Conversation entre deux galeries genevoises à Paris

Nafsika Guerry-Karamaounas
22 octobre 2019

La galerie Joy de Rouvre ainsi que la galerie Laurence Bernard exposent leurs artistes à Paris, dans la galerie Eva Meyer.

Racontez-nous la genèse de ce projet.

Joy De Rouvre

Ce projet est né d’une conversation impromptue entre amies pendant un café à ArtBasel en juin dernier.

Laurence Bernard

Durant Artbasel, lors d’une conversation autour d’un café entre Eva, Joy et moi. Nous parlions de la FIAC et de notre envie de participer à ce moment fort de l’art contemporain à Paris. Eva nous a proposé d’exposer dans sa galerie, nous avons dit oui immédiatement.

Peter Regli

Comment avez-vous choisi les œuvres chacune de votre côté, quels étaient vos critères de sélection à chacune d’entre vous ? 

Joy De Rouvre

L’idée de départ est une sélection de travaux d’artistes suisses à montrer en France.

J’ai voulu choisir les œuvres en peinture les plus dans l’abstraction géométrique possible avec Christian Floquet et Jérôme Hentsch pour contraster avec l’idée de programmation un peu moins stricte à cet égard de Laurence. Par ailleurs, une photographie de Aimée Hoving complète l’ensemble en contrepoint à celle des Frères Chapuisat que présente Laurence.

Laurence Bernard

Nous étions convenus que nous emmènerions à Paris des artistes suisses. Or, nos programmations sont éloignées et c’est justement ce qui rendait l’exercice intéressant. Nous ne pouvions pas miser sur une harmonie des œuvres mais plutôt sur la création d’un dialogue créé sur place, en fonction de l’espace qui nous accueillait.  La sélection s’est faite intuitivement. 

Pourquoi la galerie Eva Meyer ? 

Joy De Rouvre

Cf question 1

Laurence Bernard

Parce qu’Eva est avant tout une amie. 

Qu’attendez-vous de cette exposition ?

Joy De Rouvre

Se faire connaître hors de Suisse via un autre circuit que les foires et bien sûr aller à la rencontre d’un nouveau public et de nouveaux collectionneurs.

Laurence Bernard

De nouvelles rencontres, de nouveaux collectionneurs pour nos artistes !

Quelques mots sur chaque artiste.

Joy De Rouvre

Jérôme Hentsch: Son œuvre est inspirée de la littérature, du théâtre, de l’architecture et de la psychanalyse. Pour lui ses tableaux et objets sont comme des « producteurs élémentaires de sens », questionnant le regard du spectateur par un jeu de correspondance.

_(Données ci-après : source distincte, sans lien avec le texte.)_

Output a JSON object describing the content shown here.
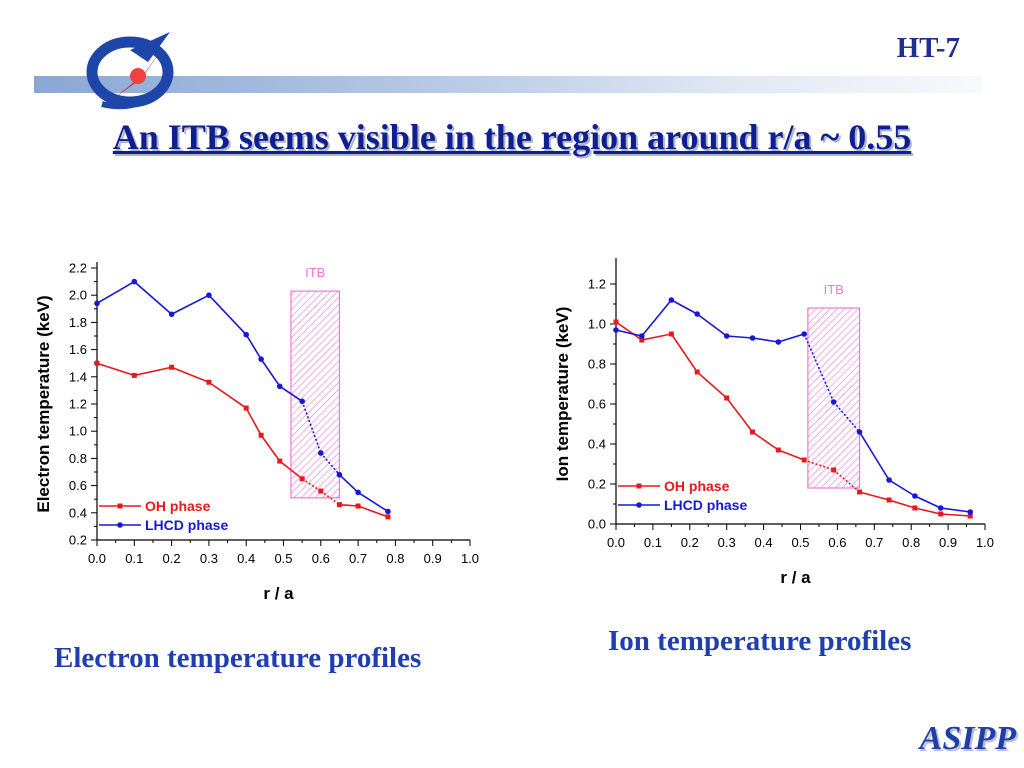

Christian Floquet: Toujours d’une rare constance dans la forme depuis près de trente ans et avec une économie de moyens redoutable, le travail de Christian Floquet oppose systématiquement deux couleurs (ou non couleurs) de fabrication industrielle appliquées de manière la plus neutre possible au pinceau sur la toile, barrant ainsi celle-ci de manière oblique (et asymétrique) pour rentrer en confrontation avec le format orthogonal du tableau, attestant ainsi de sa picturalité.

Aimée Hoving: Ses photographies sont le résultat d’une observation du réel qu’elle va détourner au gré de son imaginaire, mais juste un peu, pas trop. A peine un décalage qui donne un ton particulier à ses images, entre la féérie et le surréel inquiétant.

Laurence Bernard

Les Frères Chapuisat ont un univers identifiable instantanément. Habitués aux installations monumentales dans lesquelles très souvent le public est invité à reconnecter avec sa part d’enfance, ils produisent en parallèle des pièces tout aussi intimes, ludiques et décalées. 

Koka Ramishvili est un artiste polymorphe et pourtant, son travail est concentré principalement autour de l’image et de sa représentation. Que ce soit à travers la photographie, la peinture, ou encore la vidéo, l’artiste observe la diffraction de la lumière et ses effets sur la déconstruction de l’image. 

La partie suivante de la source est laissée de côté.